On the other hand an unified (inclusive) L3 cache helps with maintaining cache c...

sliverstorm · on Aug 18, 2016

A unified L3 is expensive in a number of ways. It is large, which means it is geographically remote, as well as slow (for caches, big == slow). This costs lots of access latency.

It also has a bandwidth problem. If 64 threads are vying for access, you either build it with few access ports and it gets choked, or you build it with many access ports which is costly in area, power, & speed.

Two separate peer caches automatically have twice the bandwidth of one similar double-size cache, for the price of NUMA & cache coherency challenges.

There is no one right answer here. Bandwidth is far more important and coherency much easier in a small L1; as you go down the hierarchy, bandwidth needs shrink and coherency is more expensive.

BlackMonday · on Aug 19, 2016

I remember a rumour about a HPC-APU from AMD which would combine 16 Zen cores with a Vega GPU and HBM (High Bandwith Memory) as a L4 cache. I know a L4 cache would be much slower than a L3 cache, but I'm curious, could HBM as a L4 cache be one of the reasons why they didn't use a unified L3 cache?

Disclaimer: I don't know sh*t about hardware design as you can probably guess from my posting. ;o)

snuxoll · on Aug 19, 2016

L4 cache is more used as embedded memory for the on-die GPU, last I checked Intel only included their eDRAM L4 cache on Iris Pro equipped model as any on-die GPU worth its salt is going to be bandwidth constrained even with a relatively low amount of GPU cores.

Same situation with Zen, if they're going to include even a Polaris it would be highly memory constrained if it had to hit system RAM all the time, so another fat chunk of memory on-die will be necessary to not starve it and keep latency down (as it stands the RX 480 can pump 256GB/s).

BlackMonday · on Aug 19, 2016

Yeah, the bandwith problem is already noticeable with AMD's current APU's even though they use small GPU cores compared to discrete grapics cards. Faster DDR3/4 memory brings noticeable FPS improvements. If they already had HBM they would run circles around Intel (which they probably already do unless the competitor is a Iris Pro with eDRAM).

Could the CPU also profit from the HBM memory? The bandwith is much better than with DDR4 main memory (even if it is 2 or 4 channels), and I would guess the latency as well because it would be on the same die?

snuxoll · on Aug 19, 2016

HBM won't be on-die, but it will be on-package - HBM relies on chip stacking to get the desired throughput in a small surface area, regardless the latency and throughput would stomp system DRAM something awful, and if it's a proper L4 cache then the CPU would benefit as well.

IBM does something similar (though not for graphics) in recent POWER CPU's with the Centaur memory controller(s), they are off-chip memory controllers with a bunch of eDRAM to act as a L4 cache (though the difference here is each system has multiple centaur controllers to handle different DIMM slots).
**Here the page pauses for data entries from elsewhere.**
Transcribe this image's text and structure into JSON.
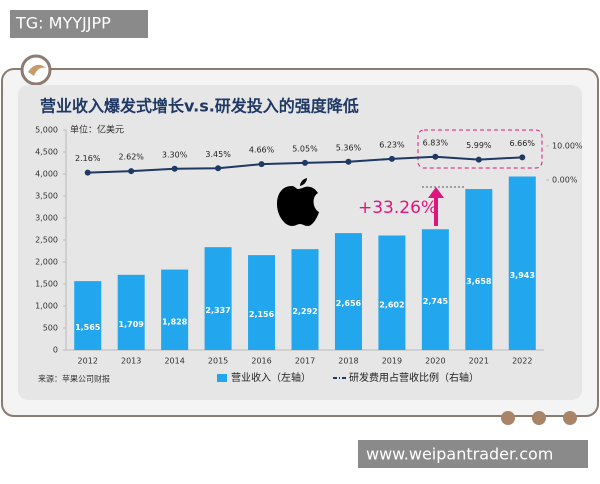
{
  "header": {
    "tag": "TG: MYYJJPP",
    "footer": "www.weipantrader.com"
  },
  "chart_data": {
    "type": "bar",
    "title": "营业收入爆发式增长v.s.研发投入的强度降低",
    "unit_label": "单位：亿美元",
    "source": "来源：苹果公司财报",
    "annotation": "+33.26%",
    "categories": [
      "2012",
      "2013",
      "2014",
      "2015",
      "2016",
      "2017",
      "2018",
      "2019",
      "2020",
      "2021",
      "2022"
    ],
    "series": [
      {
        "name": "营业收入（左轴）",
        "type": "bar",
        "color": "#22a6ee",
        "values": [
          1565,
          1709,
          1828,
          2337,
          2156,
          2292,
          2656,
          2602,
          2745,
          3658,
          3943
        ],
        "value_labels": [
          "1,565",
          "1,709",
          "1,828",
          "2,337",
          "2,156",
          "2,292",
          "2,656",
          "2,602",
          "2,745",
          "3,658",
          "3,943"
        ]
      },
      {
        "name": "研发费用占营收比例（右轴）",
        "type": "line",
        "axis": "y2",
        "color": "#1f3864",
        "values": [
          2.16,
          2.62,
          3.3,
          3.45,
          4.66,
          5.05,
          5.36,
          6.23,
          6.83,
          5.99,
          6.66
        ],
        "value_labels": [
          "2.16%",
          "2.62%",
          "3.30%",
          "3.45%",
          "4.66%",
          "5.05%",
          "5.36%",
          "6.23%",
          "6.83%",
          "5.99%",
          "6.66%"
        ]
      }
    ],
    "ylim": [
      0,
      5000
    ],
    "yticks": [
      {
        "value": 0,
        "label": "0"
      },
      {
        "value": 500,
        "label": "500"
      },
      {
        "value": 1000,
        "label": "1,000"
      },
      {
        "value": 1500,
        "label": "1,500"
      },
      {
        "value": 2000,
        "label": "2,000"
      },
      {
        "value": 2500,
        "label": "2,500"
      },
      {
        "value": 3000,
        "label": "3,000"
      },
      {
        "value": 3500,
        "label": "3,500"
      },
      {
        "value": 4000,
        "label": "4,000"
      },
      {
        "value": 4500,
        "label": "4,500"
      },
      {
        "value": 5000,
        "label": "5,000"
      }
    ],
    "y2lim": [
      0,
      10
    ],
    "y2ticks": [
      {
        "value": 10,
        "label": "10.00%"
      },
      {
        "value": 0,
        "label": "0.00%"
      }
    ],
    "grid": false
  }
}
They're able to burst to ~96GB/sec to system memory using this, having a good amount of on-package HBM would probably yield similar gains :)

tcoppi · on Aug 18, 2016

Cache coherency might not necessarily be an issue if they treat each Cores->L3 pair as a NUMA node. I don't think they are doing that since we probably would have already heard about it if they are, but AMD has done crazier things before, and they are pretty good at NUMA architectures.

gpderetta · on Aug 18, 2016

what do you mean? NUMA nodes are still coherent.

tcoppi · on Aug 18, 2016

You're right, I don't know what I was thinking.